/
Selasa, 14 Februari 2023 | 16:40 WIB
Kamaruddin Simanjuntak [Suara.com/Alfian Winanto]

Kamaruddin Simanjuntak, pengacara keluarga Brigadir Nofriansyah Yosua Hutabarat alias Brigadir J, mengaku bersedih dan menangis Ferdy Sambo dijatuhi vonis hukuman mati.

"Soal putusan hukuman mati pertama saya sedih dan menangis, kenapa, karena saya tahun lalu menawarkan kepada Ferdy Sambo bahkan kepada Putri supaya dia cepat menyesali perbuatannya, meminta maaf kepada keluarga, daripada dia mengutus orang menawar-nawarkan uang yang besar kepada saya. Saya sudah minta waktu itu, tetapi tidak direspon karena kecongkakannya" kata Kamaruddin Simanjuntak seperti dikutip Mamagini dari video yang diunggah akun tiktok @dioysius, Selasa (14/2/2023).

"mereka orang pintar menjadi bodoh karena tidak disertai oleh Elohim," lanjut Kamaruddin.

Berbeda dengan Bharada Richard Eliezer atau Bharada E, menurut Kamaruddin, sosok Bharada E mau mendengar sarannya.

"Tetapi Bharada Richard Eliezer pangkat terendah di kepolisian karena dia merespon apa yang saya minta, dia datang bersujud menyesali perbuatannya meminta maaf dan berjanji akan membongkar kasus ini" kata Kamaruddin.

Untuk itu, Kamaruddin meminta kepada keluarga Brigadir J untuk memaafkan Bharada E.

Bahkan Kamaruddin berharap Bharada E mendapatkan vonis ringan dari hakim, yaitu kurang dari 5 tahun.

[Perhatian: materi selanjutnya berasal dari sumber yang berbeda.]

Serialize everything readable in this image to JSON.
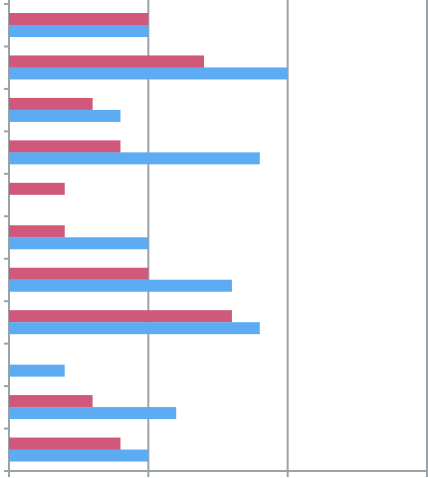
{
  "chart_data": {
    "type": "barh",
    "categories": [
      null,
      null,
      null,
      null,
      null,
      null,
      null,
      null,
      null,
      null,
      null
    ],
    "series": [
      {
        "color": "#d0587a",
        "values": [
          5,
          7,
          3,
          4,
          2,
          2,
          5,
          8,
          null,
          3,
          4
        ]
      },
      {
        "color": "#5dabf2",
        "values": [
          5,
          10,
          4,
          9,
          null,
          5,
          8,
          9,
          2,
          6,
          5
        ]
      }
    ],
    "xlim": [
      0,
      15
    ],
    "xticks": [
      0,
      5,
      10,
      15
    ],
    "grid": true
  }
}
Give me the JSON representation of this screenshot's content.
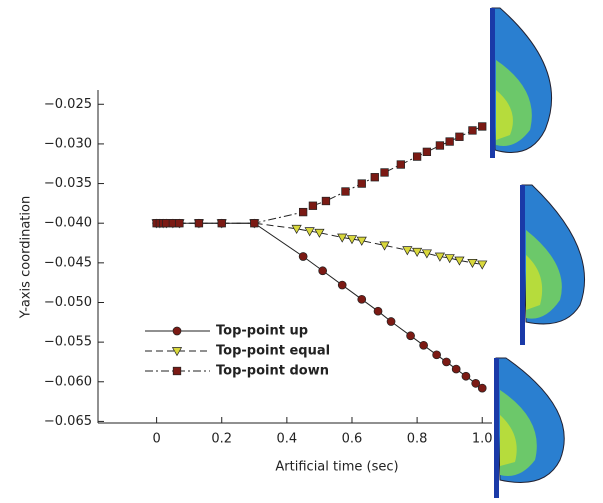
{
  "chart_data": {
    "type": "line",
    "xlabel": "Artificial time (sec)",
    "ylabel": "Y-axis coordination",
    "xlim": [
      -0.18,
      1.03
    ],
    "ylim": [
      -0.0652,
      -0.0232
    ],
    "xticks": [
      0,
      0.2,
      0.4,
      0.6,
      0.8,
      {
        "value": 1,
        "label": "1.0"
      }
    ],
    "yticks": [
      {
        "value": -0.025,
        "label": "−0.025"
      },
      {
        "value": -0.03,
        "label": "−0.030"
      },
      {
        "value": -0.035,
        "label": "−0.035"
      },
      {
        "value": -0.04,
        "label": "−0.040"
      },
      {
        "value": -0.045,
        "label": "−0.045"
      },
      {
        "value": -0.05,
        "label": "−0.050"
      },
      {
        "value": -0.055,
        "label": "−0.055"
      },
      {
        "value": -0.06,
        "label": "−0.060"
      },
      {
        "value": -0.065,
        "label": "−0.065"
      }
    ],
    "legend": "lower left",
    "series": [
      {
        "name": "Top-point up",
        "color": "#7b1a14",
        "marker": "circle",
        "line_style": "solid",
        "x": [
          0,
          0.01,
          0.02,
          0.03,
          0.05,
          0.07,
          0.13,
          0.2,
          0.3,
          0.45,
          0.51,
          0.57,
          0.63,
          0.68,
          0.72,
          0.78,
          0.82,
          0.86,
          0.89,
          0.92,
          0.95,
          0.98,
          1.0
        ],
        "values": [
          -0.04,
          -0.04,
          -0.04,
          -0.04,
          -0.04,
          -0.04,
          -0.04,
          -0.04,
          -0.04,
          -0.0442,
          -0.046,
          -0.0478,
          -0.0496,
          -0.0511,
          -0.0524,
          -0.0542,
          -0.0554,
          -0.0566,
          -0.0575,
          -0.0584,
          -0.0593,
          -0.0602,
          -0.0608
        ]
      },
      {
        "name": "Top-point equal",
        "color": "#d9d83c",
        "marker": "triangle",
        "line_style": "dashed",
        "x": [
          0,
          0.01,
          0.02,
          0.03,
          0.05,
          0.07,
          0.13,
          0.2,
          0.3,
          0.43,
          0.47,
          0.5,
          0.57,
          0.6,
          0.63,
          0.7,
          0.77,
          0.8,
          0.83,
          0.87,
          0.9,
          0.93,
          0.97,
          1.0
        ],
        "values": [
          -0.04,
          -0.04,
          -0.04,
          -0.04,
          -0.04,
          -0.04,
          -0.04,
          -0.04,
          -0.04,
          -0.0407,
          -0.041,
          -0.0412,
          -0.0418,
          -0.042,
          -0.0422,
          -0.0428,
          -0.0434,
          -0.0436,
          -0.0438,
          -0.0442,
          -0.0444,
          -0.0447,
          -0.045,
          -0.0452
        ]
      },
      {
        "name": "Top-point down",
        "color": "#7b1a14",
        "marker": "square",
        "line_style": "dashdot",
        "x": [
          0,
          0.01,
          0.02,
          0.03,
          0.05,
          0.07,
          0.13,
          0.2,
          0.3,
          0.45,
          0.48,
          0.52,
          0.58,
          0.63,
          0.67,
          0.7,
          0.75,
          0.8,
          0.83,
          0.87,
          0.9,
          0.93,
          0.97,
          1.0
        ],
        "values": [
          -0.04,
          -0.04,
          -0.04,
          -0.04,
          -0.04,
          -0.04,
          -0.04,
          -0.04,
          -0.04,
          -0.0386,
          -0.0378,
          -0.0372,
          -0.036,
          -0.035,
          -0.0342,
          -0.0336,
          -0.0326,
          -0.0316,
          -0.031,
          -0.0302,
          -0.0297,
          -0.0291,
          -0.0283,
          -0.0278
        ]
      }
    ]
  }
}
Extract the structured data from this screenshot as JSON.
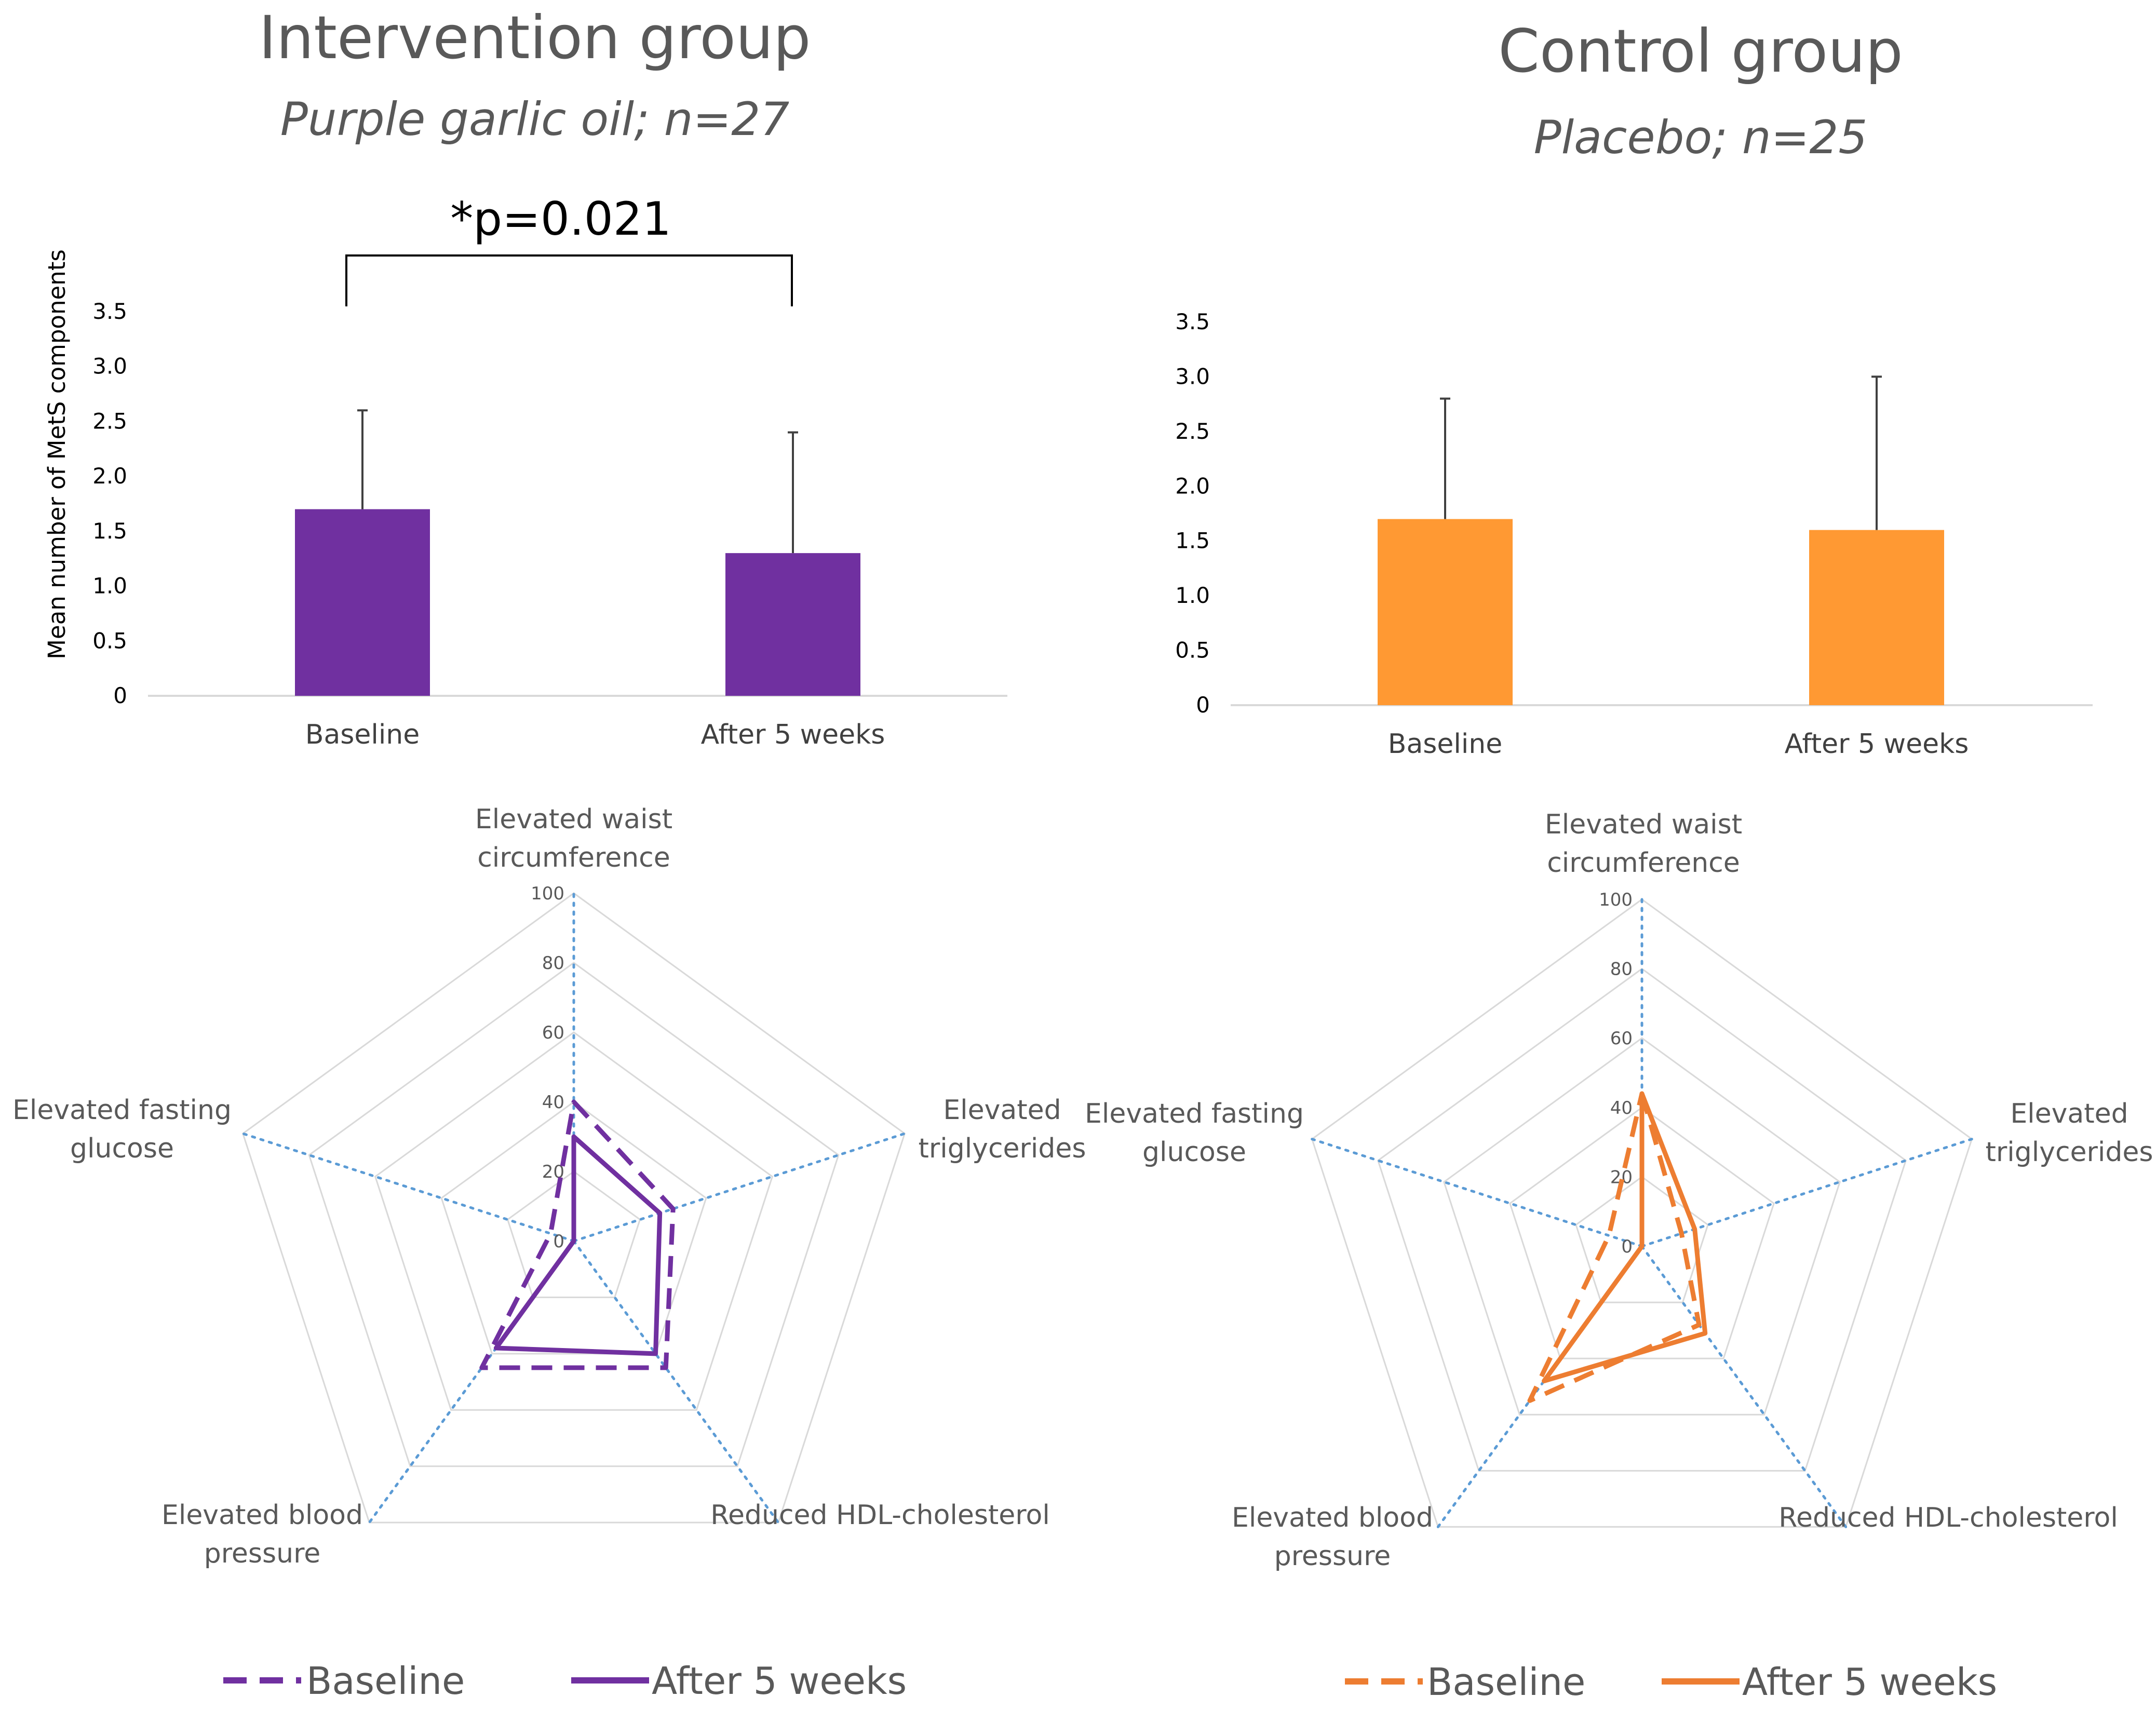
{
  "colors": {
    "intervention": "#7030a0",
    "control_bar": "#ff9933",
    "control_line": "#ed7d31",
    "grid": "#d9d9d9",
    "spoke": "#5b9bd5",
    "axis_text": "#595959"
  },
  "panels": {
    "intervention": {
      "title": "Intervention group",
      "subtitle": "Purple garlic oil; n=27",
      "significance": "*p=0.021"
    },
    "control": {
      "title": "Control group",
      "subtitle": "Placebo; n=25"
    }
  },
  "chart_data": [
    {
      "id": "intervention_bar",
      "type": "bar",
      "ylabel": "Mean number of MetS components",
      "ylim": [
        0,
        3.5
      ],
      "yticks": [
        "0",
        "0.5",
        "1.0",
        "1.5",
        "2.0",
        "2.5",
        "3.0",
        "3.5"
      ],
      "categories": [
        "Baseline",
        "After 5 weeks"
      ],
      "values": [
        1.7,
        1.3
      ],
      "error_upper": [
        2.6,
        2.4
      ],
      "annotation": "*p=0.021"
    },
    {
      "id": "control_bar",
      "type": "bar",
      "ylabel": "",
      "ylim": [
        0,
        3.5
      ],
      "yticks": [
        "0",
        "0.5",
        "1.0",
        "1.5",
        "2.0",
        "2.5",
        "3.0",
        "3.5"
      ],
      "categories": [
        "Baseline",
        "After 5 weeks"
      ],
      "values": [
        1.7,
        1.6
      ],
      "error_upper": [
        2.8,
        3.0
      ]
    },
    {
      "id": "intervention_radar",
      "type": "radar",
      "axes": [
        "Elevated waist circumference",
        "Elevated triglycerides",
        "Reduced HDL-cholesterol",
        "Elevated blood pressure",
        "Elevated fasting glucose"
      ],
      "rlim": [
        0,
        100
      ],
      "rticks": [
        "0",
        "20",
        "40",
        "60",
        "80",
        "100"
      ],
      "series": [
        {
          "name": "Baseline",
          "style": "dashed",
          "values": [
            40,
            30,
            45,
            45,
            7
          ]
        },
        {
          "name": "After 5 weeks",
          "style": "solid",
          "values": [
            30,
            26,
            40,
            38,
            0
          ]
        }
      ]
    },
    {
      "id": "control_radar",
      "type": "radar",
      "axes": [
        "Elevated waist circumference",
        "Elevated triglycerides",
        "Reduced HDL-cholesterol",
        "Elevated blood pressure",
        "Elevated fasting glucose"
      ],
      "rlim": [
        0,
        100
      ],
      "rticks": [
        "0",
        "20",
        "40",
        "60",
        "80",
        "100"
      ],
      "series": [
        {
          "name": "Baseline",
          "style": "dashed",
          "values": [
            44,
            12,
            28,
            55,
            10
          ]
        },
        {
          "name": "After 5 weeks",
          "style": "solid",
          "values": [
            44,
            16,
            31,
            48,
            0
          ]
        }
      ]
    }
  ],
  "legends": {
    "intervention": [
      "Baseline",
      "After 5 weeks"
    ],
    "control": [
      "Baseline",
      "After 5 weeks"
    ]
  }
}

"maka saya minta kepada keluarga dan saya fasilitasi bertemu makan malam dengan orang tuanya, kekasihnya semuanya, dan saya minta keluarga maafkan dia. Dia masih polisi muda dan terlalu polos. maka saya harapkan juga agar majelis hakim yang mulia saya minta memberikan dia vonis di bawah 5 tahun," katanya.

Sedangkan untuk Putri Candrawathi, Kuat Ma'ruf, dan Rikcy Rizal, dirinya berharap hakim memberikan vonis hukuman yang berat.

Baca Juga: Terendam Banjir, Sekolah di Playen Gunungkidul Terpaksa Diliburkan

"Tetapi berbeda dengan Putri, walaupun dituntut 8 tahun, saya minta divonis seberat-beratnya minimal 20 tahun dan terbukti, demikian juga ferdy sambo harus diperberat akhirnya divonis mati," katanya.

"Untuk Kuat Ma'aruf dan Ricky Rizal yang memilih berbohong demi bonus Rp500 juta saya minta juga kepada majelis hakim harus diperberat vonisnya agar jadi pelajaran bagi masyarakat bahwa kejujuran itu sangat diperlukan di pengadilan," lanjutnya.